Bahkan di kalangan non muslimpun ALLAH SWT tidak menyamaratakan mereka, sebagai semua mereka adalah jahat dan semua memusuhi kaum muslimin semua, bahkan sebaliknya ALLAH SWT Sang Maha Adil menyatakan dengan keadilan-NYA bahwa di antara mereka (non muslim) terjadi juga perbedaan dan ada di antara mereka yang masih memiliki nilai-nilai kebaikan, sebagaimana firman-NYA: “Mereka itu tidak sama, di antara ahli-kitab-kitab itu ada golongan yang berlaku lurus…”[4], dalam firman-NYA yang lain: “…dan apabila mereka mendengarkan apa yang diturunkan kepada Rasul, kalian lihat mata-mata mereka mencucurkan airmata disebabkan kebenaran al-Qur’an…”[5]

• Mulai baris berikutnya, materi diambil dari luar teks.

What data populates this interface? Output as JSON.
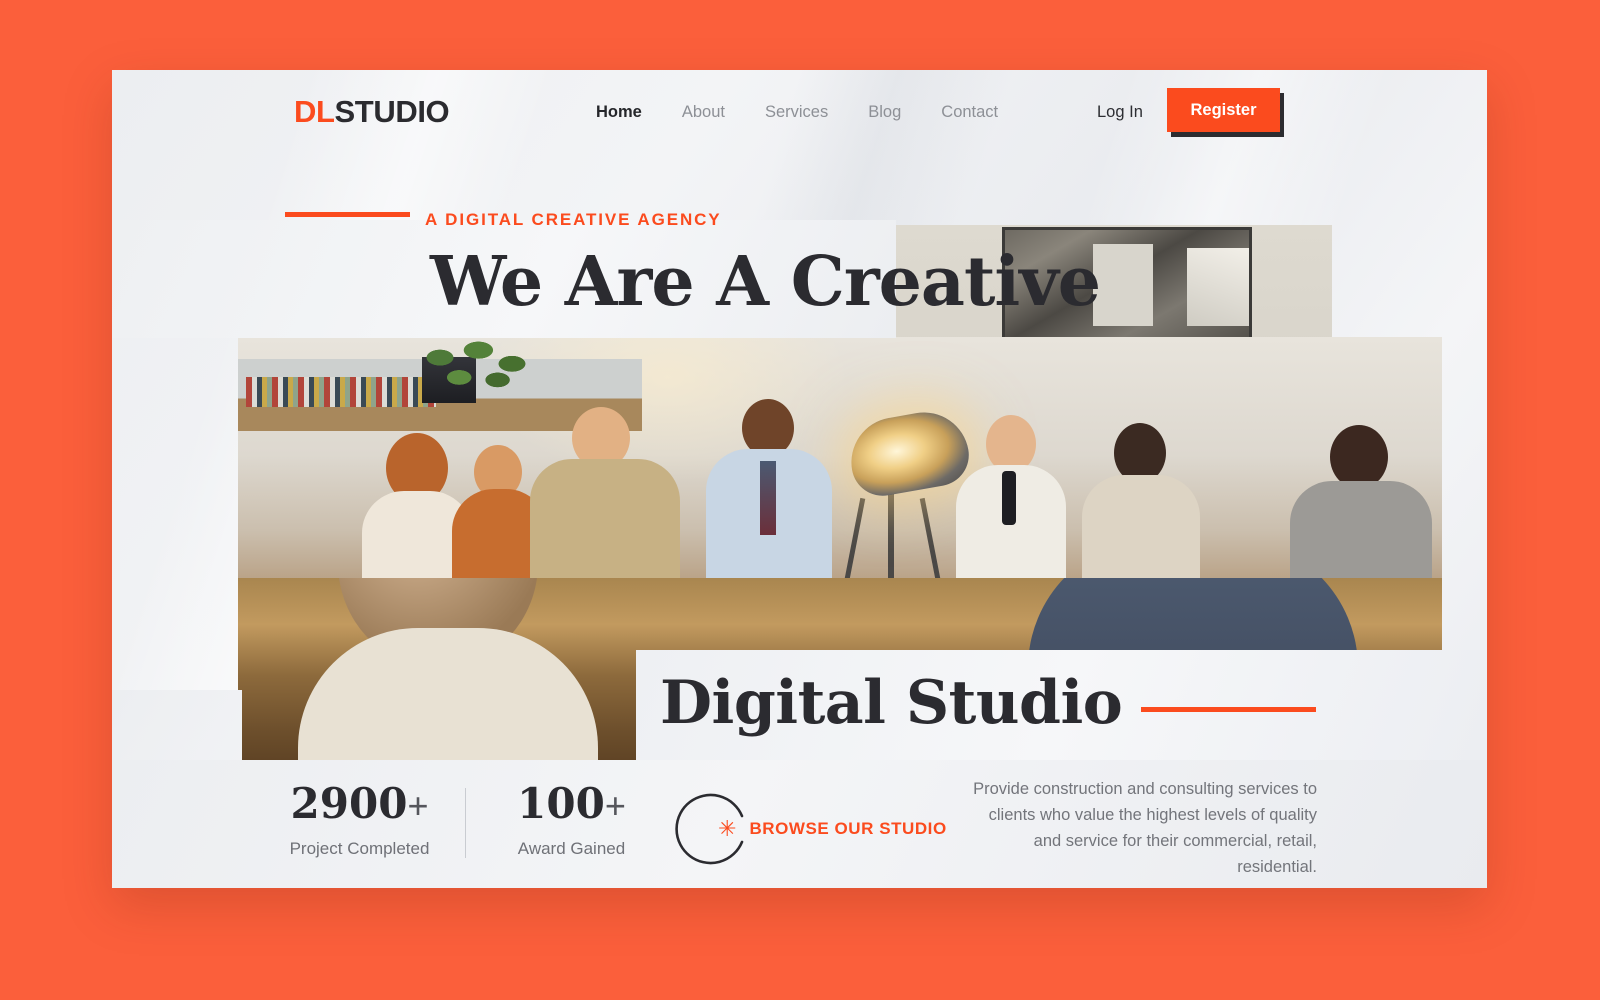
{
  "theme": {
    "accent": "#FB4B1E",
    "background": "#FB5F3B",
    "card": "#f1f2f5",
    "dark_text": "#2b2b30",
    "muted_text": "#8d9096"
  },
  "header": {
    "logo": {
      "first": "DL",
      "second": "STUDIO"
    },
    "nav": [
      {
        "label": "Home",
        "active": true
      },
      {
        "label": "About",
        "active": false
      },
      {
        "label": "Services",
        "active": false
      },
      {
        "label": "Blog",
        "active": false
      },
      {
        "label": "Contact",
        "active": false
      }
    ],
    "login_label": "Log In",
    "register_label": "Register"
  },
  "hero": {
    "eyebrow": "A DIGITAL CREATIVE AGENCY",
    "headline_line1": "We Are A Creative",
    "headline_line2": "Digital Studio"
  },
  "stats": [
    {
      "value": "2900",
      "suffix": "+",
      "label": "Project Completed"
    },
    {
      "value": "100",
      "suffix": "+",
      "label": "Award Gained"
    }
  ],
  "cta": {
    "asterisk": "✳",
    "label": "BROWSE OUR STUDIO"
  },
  "blurb": {
    "text": "Provide construction and consulting services to clients who value the highest levels of quality and service for their commercial, retail,  residential."
  },
  "icons": {
    "asterisk_icon": "asterisk-icon",
    "ring_icon": "open-circle-icon"
  }
}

Mengapa Bisa Terjadi Perbedaan Dalam Penetapan Hukum?

Jika kita mempelajari fiqh maka kita akan dapatkan bahwa tentang kehujjahan dalil syar’iyyah itu sendiri ada 2 jenis:

1. DALIL YANG DISEPAKATI KEHUJJAHANNYA: Al-Qur’an, as-Sunnah, al-Ijma’ dan al-Qiyas, yang didasarkan dari QS an-Nisa’, 4/59. Dalam ayat tersebut taat pada ALLAH bermakna taat pada Al-Qur’an dan taat pada Ar-Rasul diartikan taat pada As-Sunnah, dan taat pada ‘Ulil-Amri (bersifat muqayyad/terbatas) adalah taat pada pemerintah atau ulama atau pada kesepakatan mereka (ijma’). Hal ini diperkuat dengan dalil hadits tentang af’al Abubakar RA, dimana jika ia tidak mendapat hukum dalam Al-Qur’an dan As-Sunnah maka beliau mengumpulkan tokoh-tokoh sahabat untuk bermusyawarah[6]. Sementara Qiyas ditetapkan berdasarkan hadits Mu’adz ra ketika diutus ke Yaman[7].

2. DALIL YANG DIPERSELISIHKAN KEHUJJHANNYA: Istihsan (mengembalikan yang khusus ke yang umum), mashalih-mursalah (menetapkan hukum demi kemaslahatan), istishab (memilih yang lebih disukai), ‘urf (adat-istiadat), madzhab-shahabiy (ittiba’ pada sebagian sahabat ra), syar’un man qablana (syariat ALLAH SWT sebelum nabi Muhammad SAW)[8].

Ikhtilaf Dalam Hal yang Qath’iy dan Zhanniy


Langkah pertama mensikapi ikhtilaf adalah membedakan apakah masalah tersebut bersifat ushuliyyah atau furu’iyyah? Apakah muhkamat atau mutasyabihat? Apakah masalah diniyyah atau dunyawiyyah? Jika masalah yang diperselisihkan merupakan masalah ushuliyyah seperti wajibnya rukun iman, atau masalah furu’iyyah yang qath’iy (pasti) seperti wajibnya shalat, zakat, puasa, hajji, jihad, atau haramnya zina, liwath, mencuri, khamr, riba maka berbeda pendapat dalam hal yang sudah jelas dan qath’iy ini mutlak diharamkan.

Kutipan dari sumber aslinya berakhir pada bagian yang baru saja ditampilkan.